Dr. Robert Crausman, director of the Health Department’s Center for Epidemiology and Infectious Disease, said about two dozen people — family members, coworkers and close associates of the doctor — are being tested for TB.
What happens next will depend on the results.
If the tests are negative, the department will retest the same people in about eight weeks. If any are positive, more people will be tested.
“Depending on what we find there, we’ll do a larger ring and a larger ring,” Crausman said.
Tuberculosis is a bacterial infection that spreads through the air, causing disease in the lungs and other parts of the body. Symptoms include weight loss, night sweats, weakness or fatigue, loss of appetite and more than three weeks of coughing.
The state typically sees about 50 cases a year, most of them in Providence County, said Andrea Bagnall Degos, a Health Department spokeswoman. Last year there were 47, she said.
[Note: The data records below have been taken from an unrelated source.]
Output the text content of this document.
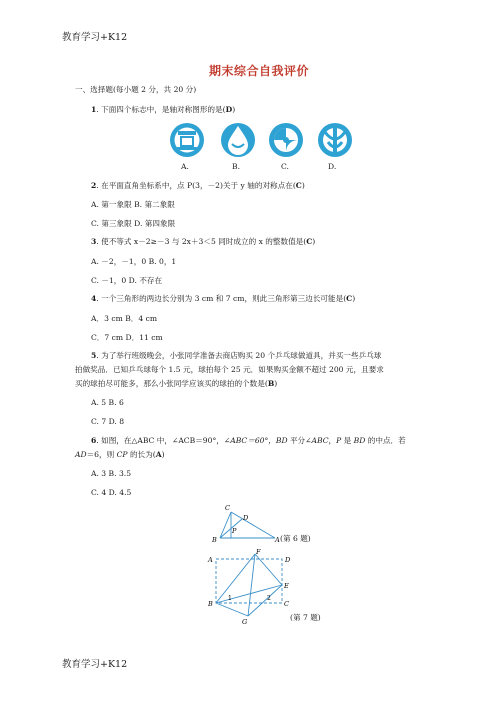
教育学习+K12
期末综合自我评价
一、选择题(每小题 2 分，共 20 分)
1. 下面四个标志中，是轴对称图形的是(D)
A.	B.	C.	D.
2. 在平面直角坐标系中，点 P(3，－2)关于 y 轴的对称点在(C)
A. 第一象限 B. 第二象限
C. 第三象限 D. 第四象限
3. 使不等式 x－2≥－3 与 2x＋3＜5 同时成立的 x 的整数值是(C)
A. －2，－1，0 B. 0，1
C. －1，0 D. 不存在
4. 一个三角形的两边长分别为 3 cm 和 7 cm，则此三角形第三边长可能是(C)
A．3 cm B．4 cm
C．7 cm D．11 cm
5. 为了举行班级晚会，小张同学准备去商店购买 20 个乒乓球做道具，并买一些乒乓球
拍做奖品．已知乒乓球每个 1.5 元，球拍每个 25 元．如果购买金额不超过 200 元，且要求
买的球拍尽可能多，那么小张同学应该买的球拍的个数是(B)
A. 5 B. 6
C. 7 D. 8
6. 如图，在△ABC 中，∠ACB＝90°，∠ABC＝60°，BD 平分∠ABC，P 是 BD 的中点．若
AD＝6，则 CP 的长为(A)
A. 3 B. 3.5
C. 4 D. 4.5
C
D
P
B	A (第 6 题)
A
F
D
E
B	C
G
1	2
(第 7 题)
教育学习+K12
About 400 people were tested for TB in January after officials learned that a student had been attending Central Falls High School for several weeks with an active case. A second round of testing will take place next week to check for cases in which someone might have been exposed without testing positive in the first round, Degos said.
State health officials learned about the latest case from the doctor’s physician and made a public announcement because the case involved a health professional, Degos said. The doctor’s infection is not believed to be highly communicable because he has not been coughing, which suggests the infection is in the tissue of the lungs rather than the airways, Degos said.
Dr. David R. Gifford, the state’s health director, said in a statement that the latest case “shows us that TB is an ongoing illness in our state.”
“As we did in Central Falls, we are conducting an extensive investigation that typically takes two to three months to make sure no one was infected,” he said.
Gifford said in an interview that the Health Department would release information about the doctor only if it served the public interest. In this case, it would only raise fears, he said.